Ford Prefect, Arthur's closest friend for ten years, receives word that the Earth itself is about to be demolished to make way for a hyperspace expressway. How does he find this out? Well, it turns out Ford is actually an alien from the planet Betelgeuse (which explains his name) and a researcher for a wholly remarkable book called The Hitchhiker's Guide to the Galaxy. This little intergalactic radio-receptor thing he has told him that a Vogon constructor fleet is coming and...are you confused? Not as confused as Arthur is. But it doesn't matter, they've only got twenty minutes, and so Ford grabs Arthur and quickly hitches a ride of the face of the planet. What follows is a freewheeling trip through time and space, with Ford serving as the Virgil to Arthur's Dante and the Guide answering any further questions. Along the way, they meet Zaphod Beeblebrox, the two-headed, three-armed, vaguely-hippie-like President of the Galaxy, and his girlfriend Trillian; Marvin, a cynical, depressed android; a mind that got a devorce from his body; a group of radicals bent on destroying the Universe; a man who tells the truth, the whole truth and nothing but the truth; Thor, the Norse God of Thunder; and the stupid, bureaucratic Vogons amongst other peoples, computers and species.
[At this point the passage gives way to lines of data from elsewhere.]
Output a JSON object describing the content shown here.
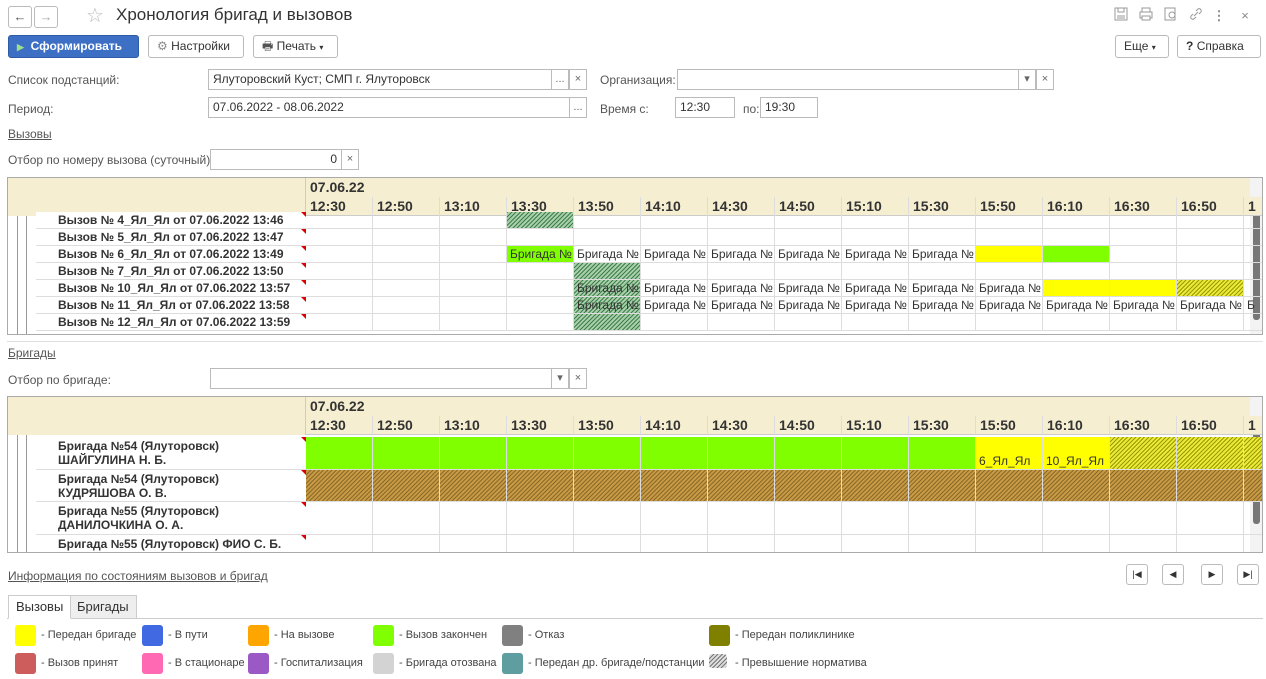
{
  "window": {
    "title": "Хронология бригад и вызовов",
    "back_icon": "←",
    "forward_icon": "→",
    "star_icon": "☆"
  },
  "toolbar": {
    "run_label": "Сформировать",
    "settings_label": "Настройки",
    "print_label": "Печать",
    "more_label": "Еще",
    "help_label": "Справка"
  },
  "form": {
    "substations_label": "Список подстанций:",
    "substations_value": "Ялуторовский Куст; СМП г. Ялуторовск",
    "organization_label": "Организация:",
    "organization_value": "",
    "period_label": "Период:",
    "period_value": "07.06.2022 - 08.06.2022",
    "time_from_label": "Время с:",
    "time_from_value": "12:30",
    "time_to_label": "по:",
    "time_to_value": "19:30",
    "calls_link": "Вызовы",
    "call_filter_label": "Отбор по номеру вызова (суточный):",
    "call_filter_value": "0",
    "brigades_link": "Бригады",
    "brigade_filter_label": "Отбор по бригаде:",
    "brigade_filter_value": ""
  },
  "calls_grid": {
    "date": "07.06.22",
    "times": [
      "12:30",
      "12:50",
      "13:10",
      "13:30",
      "13:50",
      "14:10",
      "14:30",
      "14:50",
      "15:10",
      "15:30",
      "15:50",
      "16:10",
      "16:30",
      "16:50",
      "1"
    ],
    "rows": [
      {
        "label": "Вызов № 4_Ял_Ял от 07.06.2022 13:46",
        "cells": [
          "",
          "",
          "",
          "hatch",
          "",
          "",
          "",
          "",
          "",
          "",
          "",
          "",
          "",
          "",
          ""
        ]
      },
      {
        "label": "Вызов № 5_Ял_Ял от 07.06.2022 13:47",
        "cells": [
          "",
          "",
          "",
          "",
          "",
          "",
          "",
          "",
          "",
          "",
          "",
          "",
          "",
          "",
          ""
        ]
      },
      {
        "label": "Вызов № 6_Ял_Ял от 07.06.2022 13:49",
        "cells": [
          "",
          "",
          "",
          "green:Бригада №",
          "Бригада №",
          "Бригада №",
          "Бригада №",
          "Бригада №",
          "Бригада №",
          "Бригада №",
          "yellow",
          "green",
          "",
          "",
          ""
        ]
      },
      {
        "label": "Вызов № 7_Ял_Ял от 07.06.2022 13:50",
        "cells": [
          "",
          "",
          "",
          "",
          "hatch",
          "",
          "",
          "",
          "",
          "",
          "",
          "",
          "",
          "",
          ""
        ]
      },
      {
        "label": "Вызов № 10_Ял_Ял от 07.06.2022 13:57",
        "cells": [
          "",
          "",
          "",
          "",
          "hatch:Бригада №",
          "Бригада №",
          "Бригада №",
          "Бригада №",
          "Бригада №",
          "Бригада №",
          "Бригада №",
          "yellow",
          "yellow",
          "hatchy",
          ""
        ]
      },
      {
        "label": "Вызов № 11_Ял_Ял от 07.06.2022 13:58",
        "cells": [
          "",
          "",
          "",
          "",
          "hatch:Бригада №",
          "Бригада №",
          "Бригада №",
          "Бригада №",
          "Бригада №",
          "Бригада №",
          "Бригада №",
          "Бригада №",
          "Бригада №",
          "Бригада №",
          "Б"
        ]
      },
      {
        "label": "Вызов № 12_Ял_Ял от 07.06.2022 13:59",
        "cells": [
          "",
          "",
          "",
          "",
          "hatch",
          "",
          "",
          "",
          "",
          "",
          "",
          "",
          "",
          "",
          ""
        ]
      }
    ]
  },
  "brigades_grid": {
    "date": "07.06.22",
    "times": [
      "12:30",
      "12:50",
      "13:10",
      "13:30",
      "13:50",
      "14:10",
      "14:30",
      "14:50",
      "15:10",
      "15:30",
      "15:50",
      "16:10",
      "16:30",
      "16:50",
      "1"
    ],
    "rows": [
      {
        "line1": "Бригада №54 (Ялуторовск)",
        "line2": "ШАЙГУЛИНА Н. Б.",
        "cells": [
          "green",
          "green",
          "green",
          "green",
          "green",
          "green",
          "green",
          "green",
          "green",
          "green",
          "yellow:6_Ял_Ял",
          "yellow:10_Ял_Ял",
          "hatchy",
          "hatchy",
          "hatchy"
        ]
      },
      {
        "line1": "Бригада №54 (Ялуторовск)",
        "line2": "КУДРЯШОВА О. В.",
        "cells": [
          "hatchb",
          "hatchb",
          "hatchb",
          "hatchb",
          "hatchb",
          "hatchb",
          "hatchb",
          "hatchb",
          "hatchb",
          "hatchb",
          "hatchb",
          "hatchb",
          "hatchb",
          "hatchb",
          "hatchb"
        ]
      },
      {
        "line1": "Бригада №55 (Ялуторовск)",
        "line2": "ДАНИЛОЧКИНА О. А.",
        "cells": [
          "",
          "",
          "",
          "",
          "",
          "",
          "",
          "",
          "",
          "",
          "",
          "",
          "",
          "",
          ""
        ]
      },
      {
        "line1": "Бригада №55 (Ялуторовск) ФИО С. Б.",
        "line2": "",
        "cells": [
          "",
          "",
          "",
          "",
          "",
          "",
          "",
          "",
          "",
          "",
          "",
          "",
          "",
          "",
          ""
        ]
      }
    ]
  },
  "info_link": "Информация по состояниям вызовов и бригад",
  "tabs": [
    "Вызовы",
    "Бригады"
  ],
  "legend": [
    {
      "color": "#ffff00",
      "label": "- Передан бригаде"
    },
    {
      "color": "#4169e1",
      "label": "- В пути"
    },
    {
      "color": "#ffa500",
      "label": "- На вызове"
    },
    {
      "color": "#80ff00",
      "label": "- Вызов закончен"
    },
    {
      "color": "#808080",
      "label": "- Отказ"
    },
    {
      "color": "#808000",
      "label": "- Передан поликлинике"
    },
    {
      "color": "#cd5c5c",
      "label": "- Вызов принят"
    },
    {
      "color": "#ff69b4",
      "label": "- В стационаре"
    },
    {
      "color": "#9b59c6",
      "label": "- Госпитализация"
    },
    {
      "color": "#d3d3d3",
      "label": "- Бригада отозвана"
    },
    {
      "color": "#5f9ea0",
      "label": "- Передан др. бригаде/подстанции"
    },
    {
      "color": "hatch",
      "label": "- Превышение норматива"
    }
  ]
}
Most satirical or even slightly "intelligent" works sacrifice characterization and plot to whatever morals or ideas the author is preaching. Hitchhiker's does no such thing. The characters are vibrant and three-dimensional (well, the important ones are anyway) and what vaguely constitutes a plot is only occasionally disturbed by some important piece of information courtesy of The Guide--and those tend to be the funnier bits.
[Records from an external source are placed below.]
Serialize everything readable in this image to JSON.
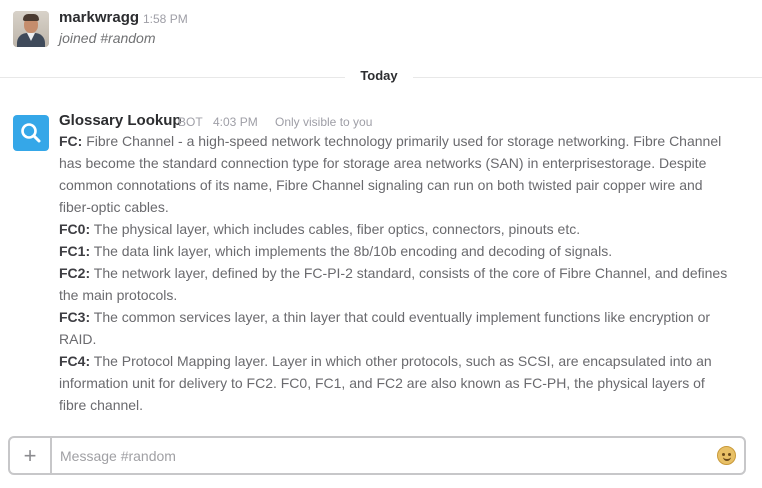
{
  "messages": [
    {
      "author": "markwragg",
      "time": "1:58 PM",
      "text": "joined #random"
    }
  ],
  "divider": {
    "label": "Today"
  },
  "bot_message": {
    "author": "Glossary Lookup",
    "badge": "BOT",
    "time": "4:03 PM",
    "visibility": "Only visible to you",
    "entries": [
      {
        "term": "FC:",
        "definition": " Fibre Channel - a high-speed network technology primarily used for storage networking. Fibre Channel has become the standard connection type for storage area networks (SAN) in enterprisestorage. Despite common connotations of its name, Fibre Channel signaling can run on both twisted pair copper wire and fiber-optic cables."
      },
      {
        "term": "FC0:",
        "definition": " The physical layer, which includes cables, fiber optics, connectors, pinouts etc."
      },
      {
        "term": "FC1:",
        "definition": " The data link layer, which implements the 8b/10b encoding and decoding of signals."
      },
      {
        "term": "FC2:",
        "definition": " The network layer, defined by the FC-PI-2 standard, consists of the core of Fibre Channel, and defines the main protocols."
      },
      {
        "term": "FC3:",
        "definition": " The common services layer, a thin layer that could eventually implement functions like encryption or RAID."
      },
      {
        "term": "FC4:",
        "definition": " The Protocol Mapping layer. Layer in which other protocols, such as SCSI, are encapsulated into an information unit for delivery to FC2. FC0, FC1, and FC2 are also known as FC-PH, the physical layers of fibre channel."
      }
    ]
  },
  "composer": {
    "add_label": "+",
    "placeholder": "Message #random",
    "value": ""
  },
  "icons": {
    "bot_avatar": "search-icon",
    "composer_add": "plus-icon",
    "composer_emoji": "emoji-icon"
  },
  "colors": {
    "bot_avatar_bg": "#35a7e8",
    "body_text": "#6a6a6e",
    "meta_text": "#9e9ea6"
  }
}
More importantly, though, is that the book doesn't preach. If you catch the messages woven in, then great--the book is working on a higher level. But if, for example, the bit about how an internal climate control system inadvertently killed the people in the building using it by arrogantly refusing to open the windows doesn't deliver the intended message about the supposed infallibility of modern technology, it doesn't stop you from laughing at the bit. In fact, if you don't know the messages are there it's nearly impossible to catch on the first read, and therefore appeals both to intellectuals (that is, the few that enjoy humor) and those looking for a light read.
As for the difficultly level--the five books combined are about the length of one-and-a-half Harry Potter books, and the language is pretty low-key with the bigger words being easy to figure out in context. Oh, and continuity is a big thing. These books don't make sense out of order. They are:
- The Hitchhiker's Guide to the Galaxy
- The Restaurant at the End of the Universe
- Life, the Universe, and Everything
- So Long, and Thanks for All the Fish
- Mostly Harmless
All five and a bonus short story ("Young Zaphod Plays it Safe") are available as one big volume entitled The Ultimate Hitchhiker's Guide to the Galaxy, pictured above. The books started out as a radio series, so if you're fine with a big chunk of material having been moved around you can listen to those if reading's not your thing. Under no condition should you see the movie.